Our claim that stabilization of kinetochore microtubules in 2:1 cells overcomes the spindle assembly checkpoint delay and allows anaphase entry with an asymmetric plate position is confirmed by the Aurora-B inhibition experiment;

Our claim that 2:1/KIF2A/MCAK-depleted cells that enter anaphase with asymmetrically positioned metaphase plate undergo an asymmetric cell division is validated by our Mps1 inhibition experiments performed on Sas-6 depleted and on laser-ablated 2:1 cells.

In addition to these concerns the authors should comment on possible differences between laser ablation and Sas-6 depletion, and more clearly explain how they compute asymmetry. The authors should also make it explicit that the delay in mitosis observed in cells whose metaphase plate is off-centre is a consequence of an imbalance in microtubule forces resulting from kinetochore-microtubule occupancy that is monitored by the SAC.

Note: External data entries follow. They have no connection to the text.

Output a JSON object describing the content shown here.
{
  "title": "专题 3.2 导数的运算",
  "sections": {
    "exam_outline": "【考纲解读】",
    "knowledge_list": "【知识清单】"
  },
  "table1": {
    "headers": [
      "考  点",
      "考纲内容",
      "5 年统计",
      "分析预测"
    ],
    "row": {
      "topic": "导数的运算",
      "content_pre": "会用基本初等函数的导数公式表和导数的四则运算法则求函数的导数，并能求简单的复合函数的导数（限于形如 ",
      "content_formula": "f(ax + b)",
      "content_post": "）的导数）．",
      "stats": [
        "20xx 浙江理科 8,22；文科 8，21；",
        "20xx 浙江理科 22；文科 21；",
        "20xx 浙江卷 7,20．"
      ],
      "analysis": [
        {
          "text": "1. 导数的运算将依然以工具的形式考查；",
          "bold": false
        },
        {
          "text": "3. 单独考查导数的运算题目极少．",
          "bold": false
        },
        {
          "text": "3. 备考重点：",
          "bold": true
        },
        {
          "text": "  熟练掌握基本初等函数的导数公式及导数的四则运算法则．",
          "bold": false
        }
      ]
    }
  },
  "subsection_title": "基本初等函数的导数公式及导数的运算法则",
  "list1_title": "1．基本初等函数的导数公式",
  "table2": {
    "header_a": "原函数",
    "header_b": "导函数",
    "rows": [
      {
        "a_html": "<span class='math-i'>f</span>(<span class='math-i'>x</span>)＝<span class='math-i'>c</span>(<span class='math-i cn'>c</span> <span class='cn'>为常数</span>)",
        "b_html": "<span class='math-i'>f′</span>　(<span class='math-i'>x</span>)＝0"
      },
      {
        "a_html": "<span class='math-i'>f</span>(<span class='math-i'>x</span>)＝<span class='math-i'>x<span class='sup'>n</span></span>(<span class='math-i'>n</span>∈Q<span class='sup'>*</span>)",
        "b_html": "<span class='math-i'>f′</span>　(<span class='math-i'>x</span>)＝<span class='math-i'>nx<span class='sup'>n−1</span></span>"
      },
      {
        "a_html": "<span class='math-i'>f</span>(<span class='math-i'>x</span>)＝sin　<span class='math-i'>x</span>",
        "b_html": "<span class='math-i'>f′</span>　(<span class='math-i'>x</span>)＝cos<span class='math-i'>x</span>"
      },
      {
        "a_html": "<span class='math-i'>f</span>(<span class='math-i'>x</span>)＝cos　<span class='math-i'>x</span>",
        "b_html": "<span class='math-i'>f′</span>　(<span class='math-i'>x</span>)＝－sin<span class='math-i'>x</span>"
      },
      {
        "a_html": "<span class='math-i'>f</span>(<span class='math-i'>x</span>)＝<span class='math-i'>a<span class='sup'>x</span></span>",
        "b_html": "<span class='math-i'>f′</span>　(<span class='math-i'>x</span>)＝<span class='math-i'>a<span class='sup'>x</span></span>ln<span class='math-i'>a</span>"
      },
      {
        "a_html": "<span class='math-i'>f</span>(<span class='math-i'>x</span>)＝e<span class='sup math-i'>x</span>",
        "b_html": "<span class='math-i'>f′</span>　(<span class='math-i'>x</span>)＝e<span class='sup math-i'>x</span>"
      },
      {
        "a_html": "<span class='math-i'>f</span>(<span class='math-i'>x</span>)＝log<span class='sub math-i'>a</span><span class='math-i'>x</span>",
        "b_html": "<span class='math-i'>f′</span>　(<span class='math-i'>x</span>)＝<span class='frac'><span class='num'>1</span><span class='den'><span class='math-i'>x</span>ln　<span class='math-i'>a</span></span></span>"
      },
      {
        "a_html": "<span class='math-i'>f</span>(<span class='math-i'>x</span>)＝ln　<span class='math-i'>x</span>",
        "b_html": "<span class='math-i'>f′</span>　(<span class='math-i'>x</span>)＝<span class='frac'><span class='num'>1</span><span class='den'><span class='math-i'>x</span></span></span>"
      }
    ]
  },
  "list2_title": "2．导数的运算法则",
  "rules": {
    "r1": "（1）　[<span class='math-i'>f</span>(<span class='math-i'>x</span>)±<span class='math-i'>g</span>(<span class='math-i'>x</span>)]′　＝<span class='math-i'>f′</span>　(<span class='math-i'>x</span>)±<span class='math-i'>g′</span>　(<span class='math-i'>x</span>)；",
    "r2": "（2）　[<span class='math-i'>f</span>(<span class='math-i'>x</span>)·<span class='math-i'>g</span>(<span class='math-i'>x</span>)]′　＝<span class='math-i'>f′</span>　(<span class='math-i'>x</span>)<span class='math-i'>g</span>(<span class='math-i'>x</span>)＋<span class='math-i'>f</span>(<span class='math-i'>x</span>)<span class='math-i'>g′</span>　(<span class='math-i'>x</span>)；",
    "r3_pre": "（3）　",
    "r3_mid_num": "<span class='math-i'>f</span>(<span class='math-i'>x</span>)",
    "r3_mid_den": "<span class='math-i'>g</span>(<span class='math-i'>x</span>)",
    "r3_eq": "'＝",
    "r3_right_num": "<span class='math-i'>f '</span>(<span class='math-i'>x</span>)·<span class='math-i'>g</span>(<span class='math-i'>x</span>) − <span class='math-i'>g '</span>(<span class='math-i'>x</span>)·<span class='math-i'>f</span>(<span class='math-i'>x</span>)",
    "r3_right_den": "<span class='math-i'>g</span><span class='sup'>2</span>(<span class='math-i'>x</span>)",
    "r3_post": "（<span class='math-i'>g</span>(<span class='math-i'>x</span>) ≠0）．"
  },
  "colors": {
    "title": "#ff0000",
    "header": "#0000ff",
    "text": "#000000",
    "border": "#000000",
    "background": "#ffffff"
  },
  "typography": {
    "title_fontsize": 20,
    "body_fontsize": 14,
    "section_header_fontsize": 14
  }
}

We envisage two potential reasons for the stronger phenotype seen in 2:1 cells obtained through laser ablation as compared to Sas-6 depletion. First, since Sas-6 depleted cells lose a centriole in interphase, they might be better able to partially compensate for this loss as they gradually build up the mitotic spindle. Second, it is likely that the laser pulse on a mitotic spindle pole not only impairs the centriole, but that it also disrupts biochemical activities associated with the mitotic spindle pole, such as microtubule-depolymerases, which are able to exert a pulling force on k-fibers (Meunier et al., Nat. Cell Biol, 2011). Both potential explanations are now mentioned in the text (subsection “2:1 cells form amphitelic kinetochore-microtubule attachments that take longer to stabilize”).

We now also explain in the text more explicitly, how we calculate R (subsection “Cells center the metaphase plate position before anaphase onset”).

Finally, we now more explicitly link the occupancy of kinetochores with the activation of the spindle assembly checkpoint in 2:1 cells (see Discussion, fourth paragraph).